During Ford's first press conference, correspondent Helen Thomas, asking the opening question, wanted to know whether Ford agreed with Rockefeller that Richard Nixon should have immunity from prosecution. In retrospect, it seems surprising that more significance was not given to the new president's response: he expressed the "hope that our former President, who brought peace to millions, would find it for himself," words received as coming from a healer wanting to avoid controversy. Nevertheless, just before the conference ended, he refused to rule out the possibility that he might grant a pardon even before a trial could take place. That, too, seemed reasonable: he wanted to avoid saying anything that might impede the legal process. Newsweek magazine soon reported that 58 percent of the American people polled in its survey opposed any special immunity for Nixon.
Without any advance warning, Ford announced an unconditional pardon for Nixon on Sunday morning, 8 September. That one stroke destroyed the credibility of Ford's presidency. One immediate result was the resignation of Jerald terHorst as press secretary. (TerHorst was replaced by television newsman Nessen.) Overnight, according to a Gallup poll commissioned by the New York Times, Ford's level of popular approval dropped from 71 percent to 50 percent. It was virtually impossible to convince the public that the pardon had not resulted from a secret, if not corrupt, deal. Not only did public opinion surveys reflect powerful anger about pardoning Nixon before he could even be indicted but, by Ford's own admission, there were only seven hundred favorable letters among the four thousand received by the White House within the next few days. The Ford honeymoon was over.

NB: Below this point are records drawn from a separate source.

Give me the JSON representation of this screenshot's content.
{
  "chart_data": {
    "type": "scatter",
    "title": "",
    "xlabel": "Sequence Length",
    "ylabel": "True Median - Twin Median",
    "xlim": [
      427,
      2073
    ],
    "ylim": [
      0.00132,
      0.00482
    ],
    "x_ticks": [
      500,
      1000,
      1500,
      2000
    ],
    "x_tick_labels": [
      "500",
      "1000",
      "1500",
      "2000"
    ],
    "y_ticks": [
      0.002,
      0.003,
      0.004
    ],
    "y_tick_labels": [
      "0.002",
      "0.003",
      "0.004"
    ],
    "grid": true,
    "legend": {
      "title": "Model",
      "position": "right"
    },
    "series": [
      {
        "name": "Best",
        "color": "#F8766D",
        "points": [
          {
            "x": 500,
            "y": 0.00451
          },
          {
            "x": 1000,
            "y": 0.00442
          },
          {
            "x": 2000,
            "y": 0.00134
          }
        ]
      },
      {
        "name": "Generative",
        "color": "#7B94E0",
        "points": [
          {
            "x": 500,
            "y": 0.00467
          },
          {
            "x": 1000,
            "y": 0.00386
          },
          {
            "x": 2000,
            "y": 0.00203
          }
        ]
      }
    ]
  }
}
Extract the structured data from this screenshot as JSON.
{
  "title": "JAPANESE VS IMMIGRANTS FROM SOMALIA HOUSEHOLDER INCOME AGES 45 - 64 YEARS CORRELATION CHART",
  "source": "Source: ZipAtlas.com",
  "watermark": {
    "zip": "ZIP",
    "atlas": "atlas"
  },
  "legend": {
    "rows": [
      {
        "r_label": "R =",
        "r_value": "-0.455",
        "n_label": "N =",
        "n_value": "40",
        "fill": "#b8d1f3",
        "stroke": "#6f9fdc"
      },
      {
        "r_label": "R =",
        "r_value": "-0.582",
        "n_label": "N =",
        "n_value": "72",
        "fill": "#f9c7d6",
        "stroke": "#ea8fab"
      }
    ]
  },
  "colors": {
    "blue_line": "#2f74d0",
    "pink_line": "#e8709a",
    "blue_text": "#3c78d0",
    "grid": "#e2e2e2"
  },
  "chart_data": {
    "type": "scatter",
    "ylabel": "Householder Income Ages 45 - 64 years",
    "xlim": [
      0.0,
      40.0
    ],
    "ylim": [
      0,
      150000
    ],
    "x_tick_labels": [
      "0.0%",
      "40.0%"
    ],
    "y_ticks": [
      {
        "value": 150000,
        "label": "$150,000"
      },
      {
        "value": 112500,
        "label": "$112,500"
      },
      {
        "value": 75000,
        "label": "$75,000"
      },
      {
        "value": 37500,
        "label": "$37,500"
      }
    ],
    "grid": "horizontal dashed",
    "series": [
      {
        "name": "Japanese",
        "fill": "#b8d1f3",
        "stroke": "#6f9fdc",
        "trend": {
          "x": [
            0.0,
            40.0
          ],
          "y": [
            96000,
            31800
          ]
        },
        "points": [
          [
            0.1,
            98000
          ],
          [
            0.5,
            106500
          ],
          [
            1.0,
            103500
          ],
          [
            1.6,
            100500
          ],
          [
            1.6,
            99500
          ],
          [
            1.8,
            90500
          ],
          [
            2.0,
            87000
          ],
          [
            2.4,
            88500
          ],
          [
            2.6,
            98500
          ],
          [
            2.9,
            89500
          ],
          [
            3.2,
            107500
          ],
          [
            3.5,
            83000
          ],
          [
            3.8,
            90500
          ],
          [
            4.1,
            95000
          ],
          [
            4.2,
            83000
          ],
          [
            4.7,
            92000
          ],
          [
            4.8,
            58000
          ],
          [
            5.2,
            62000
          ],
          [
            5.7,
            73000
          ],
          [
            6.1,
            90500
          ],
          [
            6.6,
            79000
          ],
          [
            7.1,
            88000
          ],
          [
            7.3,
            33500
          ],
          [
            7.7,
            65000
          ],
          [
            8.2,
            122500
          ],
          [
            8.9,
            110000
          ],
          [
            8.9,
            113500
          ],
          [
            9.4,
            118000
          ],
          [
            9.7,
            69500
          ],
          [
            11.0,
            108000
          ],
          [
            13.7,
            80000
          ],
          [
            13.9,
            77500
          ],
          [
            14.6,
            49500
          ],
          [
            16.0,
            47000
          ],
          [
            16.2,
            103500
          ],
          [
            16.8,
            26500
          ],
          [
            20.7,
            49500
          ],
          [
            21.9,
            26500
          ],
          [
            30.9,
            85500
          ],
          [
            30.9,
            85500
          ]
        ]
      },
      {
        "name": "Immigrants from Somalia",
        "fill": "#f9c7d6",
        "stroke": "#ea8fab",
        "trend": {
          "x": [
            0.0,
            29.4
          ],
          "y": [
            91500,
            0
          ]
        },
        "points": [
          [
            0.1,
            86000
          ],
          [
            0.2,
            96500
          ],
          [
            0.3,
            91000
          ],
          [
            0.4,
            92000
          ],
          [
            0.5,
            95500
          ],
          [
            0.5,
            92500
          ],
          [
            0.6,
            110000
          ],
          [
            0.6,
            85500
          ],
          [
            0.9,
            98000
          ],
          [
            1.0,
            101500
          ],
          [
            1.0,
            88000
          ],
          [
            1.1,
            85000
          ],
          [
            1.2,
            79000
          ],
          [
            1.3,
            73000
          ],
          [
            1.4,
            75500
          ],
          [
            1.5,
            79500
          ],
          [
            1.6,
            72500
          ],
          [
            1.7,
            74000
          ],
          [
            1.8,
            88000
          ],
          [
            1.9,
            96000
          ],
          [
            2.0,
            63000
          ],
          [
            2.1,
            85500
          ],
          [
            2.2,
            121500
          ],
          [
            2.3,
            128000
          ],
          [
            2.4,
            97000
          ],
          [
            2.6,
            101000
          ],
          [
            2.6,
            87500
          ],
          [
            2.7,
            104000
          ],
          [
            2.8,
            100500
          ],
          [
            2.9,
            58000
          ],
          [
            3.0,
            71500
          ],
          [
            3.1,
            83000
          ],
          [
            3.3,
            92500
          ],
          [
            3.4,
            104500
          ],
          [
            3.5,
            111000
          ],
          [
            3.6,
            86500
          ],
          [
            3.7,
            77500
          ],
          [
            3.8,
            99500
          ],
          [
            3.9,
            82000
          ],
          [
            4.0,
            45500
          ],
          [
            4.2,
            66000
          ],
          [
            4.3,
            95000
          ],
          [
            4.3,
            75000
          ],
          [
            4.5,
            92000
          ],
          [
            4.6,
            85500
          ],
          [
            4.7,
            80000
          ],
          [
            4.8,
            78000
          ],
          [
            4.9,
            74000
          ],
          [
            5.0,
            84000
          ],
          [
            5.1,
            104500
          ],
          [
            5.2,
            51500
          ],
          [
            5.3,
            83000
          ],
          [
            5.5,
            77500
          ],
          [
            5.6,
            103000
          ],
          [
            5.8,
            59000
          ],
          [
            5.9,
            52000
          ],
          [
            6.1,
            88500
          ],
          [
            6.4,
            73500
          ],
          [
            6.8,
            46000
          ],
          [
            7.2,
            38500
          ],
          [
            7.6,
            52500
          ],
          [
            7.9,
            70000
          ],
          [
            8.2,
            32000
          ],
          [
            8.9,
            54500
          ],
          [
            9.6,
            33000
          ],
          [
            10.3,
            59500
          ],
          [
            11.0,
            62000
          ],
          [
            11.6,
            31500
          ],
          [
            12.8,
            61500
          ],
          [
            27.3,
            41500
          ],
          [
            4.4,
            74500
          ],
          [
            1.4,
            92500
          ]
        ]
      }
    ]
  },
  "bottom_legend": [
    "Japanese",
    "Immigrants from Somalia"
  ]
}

In October, Ford himself testified before the House Judiciary Subcommittee on Criminal Justice in what may have been an unprecedented presidential visit to Capitol Hill. The televised hearing, chaired by Congressman William Hungate of Missouri, was clearly his forum for taking his case to the American people. Ford revealed that the matter had been discussed with General Haig before the resignation but denied that he had made any commitment. "I want to assure you, members of this subcommittee, members of Congress, and the American people, there was no deal, period, under no circumstances," he exclaimed at one point, pounding on the table. "I wanted to do all I could to shift our attentions from the pursuit of a fallen President to the pursuit of the urgent needs of a rising nation," he explained. Nixon, he held, had already paid a sufficient price, and his poor health had been another consideration. And, furthermore, the nation could ill afford a legal circus that might go on for several years. It was time to leave all that behind and go on with the nation's business.
Serious questions have been raised about Ford's denial of a "deal" or "understanding." There is no doubt about the attention given to the pardon option both before and after Nixon's resignation, with Alexander Haig in charge of the arrangements. Ford was a central figure in helping to derail the inquiry by Congressman Wright Patman into the connection between the money found on the Watergate burglars and the Committee for the Re-Election of the President (CREEP).
"Nixon had Ford totally under his thumb," Alexander P. Butterfield, a former Nixon White House appointments secretary, told Seymour Hersh. But Ford held out before he would deliver: he wanted, as Hersh reports, "some concessions from Nixon on the relocation of his papers and tape recordings." Some White House aides also pressed for an act of contrition from Nixon as a prerequisite to a pardon. Hersh also reported that Nixon, impatient and concerned that the understanding would collapse, telephoned Ford on the night of 7 September to warn that he would make public a claim that he had been promised the pardon in exchange for relinquishing the presidency. The new president made his announcement the following morning. The arrangement also involved giving Nixon custody of the papers and tapes, which would be housed in a government storage facility near San Clemente, California.
In what was a masterful example of bad timing, Ford announced the specifics of his amnesty proposal for Vietnam draft evaders only eight days later. Evaders who wanted vindication would have to swear allegiance and perform some low-paid alternate service. Comparisons with the Nixon pardon were inevitable. The discredited ex-president had gotten off scot-free; he had not even been compelled to admit his guilt. A more conservative view was expressed by Barry Goldwater, who charged that Ford's amnesty plan was a "step that is like throwing mud in the faces of the millions of men who had served this country."